LAS VEGAS – Most patients taking etanercept or adalimumab for psoriasis can interrupt therapy and restart when needed, but not all of them will get as good a response the second time around.
With either biologic agent, response rates are slightly higher in patients on continuous therapy than in patients who stop and restart therapy, separate speakers said at a dermatology seminar sponsored by Skin Disease Education Foundation (SDEF).
But for a patient who plans to travel and doesn’t want to take along a case of syringes for etanercept injections, a physician can advise that the psoriasis probably won’t return for a few months after stopping the drug, and that restarting etanercept probably will produce a fairly good response, said Dr. Francisco A. Kerdel, director of the dermatology inpatient service at University of Miami Hospital.
Phase III trials of both drugs included arms that allowed withdrawal from therapy and the possibility of retreatment. "This is what happens in real life," he said. "Patients lose their insurance, or they don’t take their medicine, or they have some kind of surgery. Surgeons won’t operate unless the patients discontinue the drug."
On any dosage of etanercept, patients who discontinued the drug lost about half of the improvement they had gained on therapy at approximately 3 months after stopping treatment.
"Do patients flare faster than this in real life? Yes, but in the studies at least we have some data to suggest that it takes a while for patients’ psoriasis to come back," Dr. Kerdel said. Patients who restarted treatment and again discontinued etanercept had similar responses.
A separate randomized, open-label study comparing continuous versus interrupted etanercept therapy in more than 2,500 psoriasis patients showed there was a better response rate after 24 weeks in the continuous-treatment group (71%) than with interrupted therapy (60%), he said (J. Am. Acad. Dermatol. 2007;56:598-603).

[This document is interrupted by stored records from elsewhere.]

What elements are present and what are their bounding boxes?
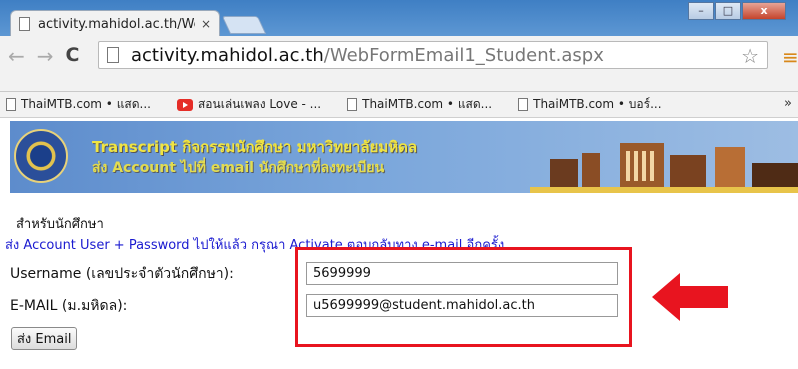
youtube-icon [176,98,193,111]
banner-subtitle: ส่ง Account ไปที่ email นักศึกษาที่ลงทะเ… [92,160,385,176]
bookmark-item[interactable]: ThaiMTB.com • บอร์... [518,95,662,114]
url-path: /WebFormEmail1_Student.aspx [323,44,604,66]
page-content: สำหรับนักศึกษา ส่ง Account User + Passwo… [0,193,798,369]
page-icon [518,98,529,111]
send-email-button[interactable]: ส่ง Email [11,327,78,350]
bookmark-item[interactable]: สอนเล่นเพลง Love - ... [176,95,322,114]
section-title: สำหรับนักศึกษา [16,217,104,232]
address-bar[interactable]: activity.mahidol.ac.th/WebFormEmail1_Stu… [98,41,768,69]
navigation-buttons: ← → C [8,44,79,68]
close-tab-icon[interactable]: × [201,17,211,31]
minimize-button[interactable]: – [688,2,714,20]
email-label: E-MAIL (ม.มหิดล): [10,298,128,314]
bookmark-label: ThaiMTB.com • แสด... [362,97,493,111]
bookmarks-bar: ThaiMTB.com • แสด... สอนเล่นเพลง Love - … [0,92,798,118]
bookmark-label: ThaiMTB.com • แสด... [21,97,151,111]
highlight-annotation-box [295,247,632,347]
bookmark-item[interactable]: ThaiMTB.com • แสด... [6,95,151,114]
building-illustration [620,143,664,193]
bookmarks-overflow-button[interactable]: » [784,96,792,111]
maximize-button[interactable]: □ [715,2,741,20]
page-icon [347,98,358,111]
menu-icon[interactable]: ≡ [782,45,798,69]
reload-icon[interactable]: C [66,44,80,68]
bookmark-label: สอนเล่นเพลง Love - ... [197,97,322,111]
forward-arrow-icon[interactable]: → [37,44,54,68]
tab-title: activity.mahidol.ac.th/We [38,16,195,32]
close-window-button[interactable]: x [742,2,786,20]
browser-toolbar: ← → C activity.mahidol.ac.th/WebFormEmai… [0,36,798,92]
page-icon [107,47,119,63]
site-banner: Transcript กิจกรรมนักศึกษา มหาวิทยาลัยมห… [10,121,798,193]
back-arrow-icon[interactable]: ← [8,44,25,68]
new-tab-button[interactable] [221,16,267,34]
page-icon [6,98,16,111]
url-host: activity.mahidol.ac.th [131,44,324,66]
username-label: Username (เลขประจำตัวนักศึกษา): [10,266,234,282]
bookmark-label: ThaiMTB.com • บอร์... [533,97,662,111]
page-icon [19,17,30,31]
bookmark-item[interactable]: ThaiMTB.com • แสด... [347,95,492,114]
left-arrow-icon [652,273,728,321]
banner-title: Transcript กิจกรรมนักศึกษา มหาวิทยาลัยมห… [92,138,418,156]
window-controls: – □ x [687,2,786,20]
browser-title-bar: activity.mahidol.ac.th/We × – □ x [0,0,798,37]
browser-tab[interactable]: activity.mahidol.ac.th/We × [10,10,220,37]
university-seal-icon [14,129,68,183]
bookmark-star-icon[interactable]: ☆ [741,44,759,68]
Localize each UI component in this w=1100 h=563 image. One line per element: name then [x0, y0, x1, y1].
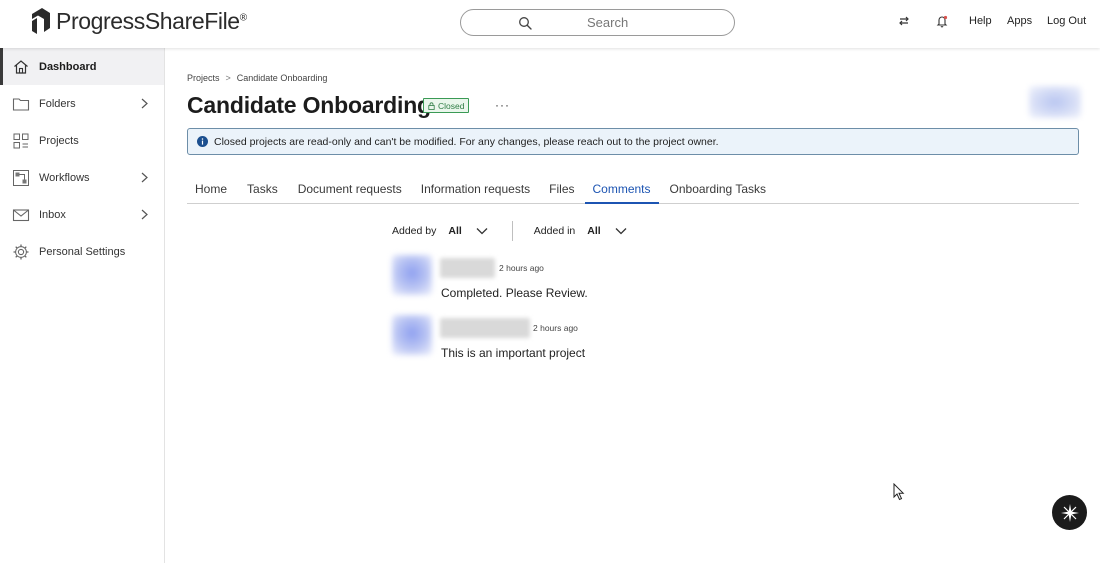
comment-text: This is an important project — [441, 346, 586, 360]
apps-link[interactable]: Apps — [1007, 15, 1032, 27]
chevron-down-icon — [615, 228, 627, 235]
sidebar-item-label: Projects — [39, 134, 79, 147]
more-options-button[interactable]: ··· — [495, 98, 510, 112]
chevron-right-icon[interactable] — [141, 98, 148, 109]
sidebar-item-workflows[interactable]: Workflows — [0, 159, 164, 196]
added-in-label: Added in — [533, 225, 576, 237]
page-title: Candidate Onboarding — [187, 92, 431, 118]
logout-link[interactable]: Log Out — [1047, 15, 1086, 27]
sidebar-item-label: Folders — [39, 97, 76, 110]
logo-wordmark: ProgressShareFile® — [56, 7, 247, 34]
search-icon — [519, 17, 532, 30]
assistant-button[interactable] — [1052, 495, 1087, 530]
sparkle-icon — [1060, 503, 1079, 522]
sidebar: Dashboard Folders Projects Workflows Inb… — [0, 48, 165, 563]
added-in-value: All — [587, 225, 601, 237]
project-tabs: Home Tasks Document requests Information… — [187, 176, 1079, 204]
status-badge-label: Closed — [438, 100, 465, 111]
added-by-filter[interactable]: Added by All — [392, 225, 488, 237]
avatar — [392, 315, 432, 355]
search-input[interactable] — [587, 15, 707, 30]
comment-item: 2 hours ago Completed. Please Review. — [392, 255, 792, 303]
gear-icon — [13, 244, 29, 259]
filter-divider — [511, 221, 513, 241]
blurred-action-button[interactable] — [1029, 86, 1081, 118]
sidebar-item-label: Dashboard — [39, 60, 97, 73]
avatar — [392, 255, 432, 295]
comment-timestamp: 2 hours ago — [499, 263, 544, 273]
envelope-icon — [12, 208, 30, 221]
breadcrumb: Projects > Candidate Onboarding — [187, 73, 327, 83]
folder-icon — [12, 97, 30, 111]
added-by-label: Added by — [392, 225, 437, 237]
sidebar-item-personal-settings[interactable]: Personal Settings — [0, 233, 164, 270]
tab-tasks[interactable]: Tasks — [239, 176, 286, 204]
comment-author — [440, 258, 495, 278]
tab-comments[interactable]: Comments — [584, 176, 659, 204]
sidebar-item-label: Workflows — [39, 171, 90, 184]
tab-information-requests[interactable]: Information requests — [413, 176, 538, 204]
sidebar-item-dashboard[interactable]: Dashboard — [0, 48, 164, 85]
sidebar-item-projects[interactable]: Projects — [0, 122, 164, 159]
search-box[interactable] — [460, 9, 735, 36]
tab-files[interactable]: Files — [541, 176, 582, 204]
comment-item: 2 hours ago This is an important project — [392, 315, 792, 363]
sharefile-logo[interactable]: ProgressShareFile® — [30, 6, 247, 36]
breadcrumb-projects-link[interactable]: Projects — [187, 73, 220, 83]
help-link[interactable]: Help — [969, 15, 992, 27]
tab-document-requests[interactable]: Document requests — [290, 176, 410, 204]
progress-logo-icon — [32, 8, 50, 34]
info-icon — [197, 136, 208, 147]
status-badge: Closed — [423, 98, 470, 113]
comment-timestamp: 2 hours ago — [533, 323, 578, 333]
comment-text: Completed. Please Review. — [441, 286, 588, 300]
comment-filters: Added by All Added in All — [392, 220, 627, 242]
comment-author — [440, 318, 530, 338]
added-in-filter[interactable]: Added in All — [534, 225, 627, 237]
chevron-right-icon[interactable] — [141, 209, 148, 220]
breadcrumb-separator: > — [225, 73, 231, 83]
sidebar-item-folders[interactable]: Folders — [0, 85, 164, 122]
chevron-down-icon — [476, 228, 488, 235]
sidebar-item-label: Personal Settings — [39, 245, 126, 258]
bell-icon[interactable] — [934, 13, 950, 29]
sidebar-item-label: Inbox — [39, 208, 66, 221]
projects-icon — [13, 133, 29, 148]
workflows-icon — [13, 169, 29, 186]
lock-icon — [428, 101, 435, 110]
swap-arrows-icon[interactable] — [896, 13, 912, 29]
home-icon — [14, 59, 28, 74]
chevron-right-icon[interactable] — [141, 172, 148, 183]
tab-home[interactable]: Home — [187, 176, 235, 204]
top-bar: ProgressShareFile® Help Apps Log Out — [0, 0, 1100, 48]
info-banner: Closed projects are read-only and can't … — [187, 128, 1079, 155]
tab-onboarding-tasks[interactable]: Onboarding Tasks — [662, 176, 775, 204]
sidebar-item-inbox[interactable]: Inbox — [0, 196, 164, 233]
mouse-cursor-icon — [893, 483, 905, 501]
added-by-value: All — [448, 225, 462, 237]
info-banner-text: Closed projects are read-only and can't … — [214, 135, 719, 148]
breadcrumb-current: Candidate Onboarding — [236, 73, 328, 83]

"While you can stop and restart, it’s probably not a good idea," Dr. Kerdel said. "I don’t think you should treat psoriasis like you do a light switch and turn it on and off."
Several long-term safety studies that have followed hundreds of patients out to 3 years suggest that continuous etanercept remains efficacious and there is no cumulative toxicity.
Three-year data on adalimumab also suggest that response rates stabilize over time and that no new toxicities emerge, but for both biologic drugs these may be factors of patient selection, Dr. Kenneth B. Gordon said in a separate presentation.
"I would argue that with every medication there is some lost effect over time," said Dr. Gordon of the University of Chicago. Response rates are more variable initially but tend to stabilize over time, because the patients who stay on treatment tend to be the ones who are doing well on it. "You develop a high responding population that’s going to be able to maintain that response over time," he said.
This means, though, that you can tell patients that "if you get them through the first year, the likelihood is that the drug is going to keep on working," Dr. Gordon said.
An unpublished subanalysis by other investigators of phase III trial data on adalimumab looked at patients with a 75% improvement in Psoriasis Area and Severity Index (PASI 75) score after 33 weeks of adalimumab therapy. Among 227 patients who stopped and restarted adalimumab, retreatment recaptured the therapeutic effects, but never quite to the levels seen in 233 patients on continuous treatment. At week 108, 73% on retreatment and 75% on continuous treatment had a PASI 75.
"It’s important to tell patients that when you stop medication, you can restart and there’s a real good chance that you will recapture response, but it’s not in 100% of patients," Dr. Gordon said.
A separate subanalysis of the same data suggests that patients whose psoriasis returns most vigorously after stopping adalimumab are the least likely to recapture their previous response to treatment fully after restarting the drug. Among 70 whose PASI scores fell below 60 before restarting adalimumab, 58% had a PASI 75 at week 108. In 55 patients with a PASI score of 60-74 when restarting adalimumab, 81% achieved a PASI 75 at week 108. In 102 patients with a PASI score of 75-100 when restarting the drug, 86% had a PASI 75 at week 108, he said.
SDEF and this news organization are owned by Elsevier. Dr. Kerdel and Dr. Gordon have been speakers or consultants for, or have received grants from, Amgen (which markets etanercept), Abbott (which markets adalimumab), Centocor, and Merck. Dr. Kerdel also has had associations with Eisai, Astellas, Genentech, Stiefel, Novartis, and Wyeth. Dr. Gordon has had associations with Lilly, Pfizer, Celgene, and Medicis.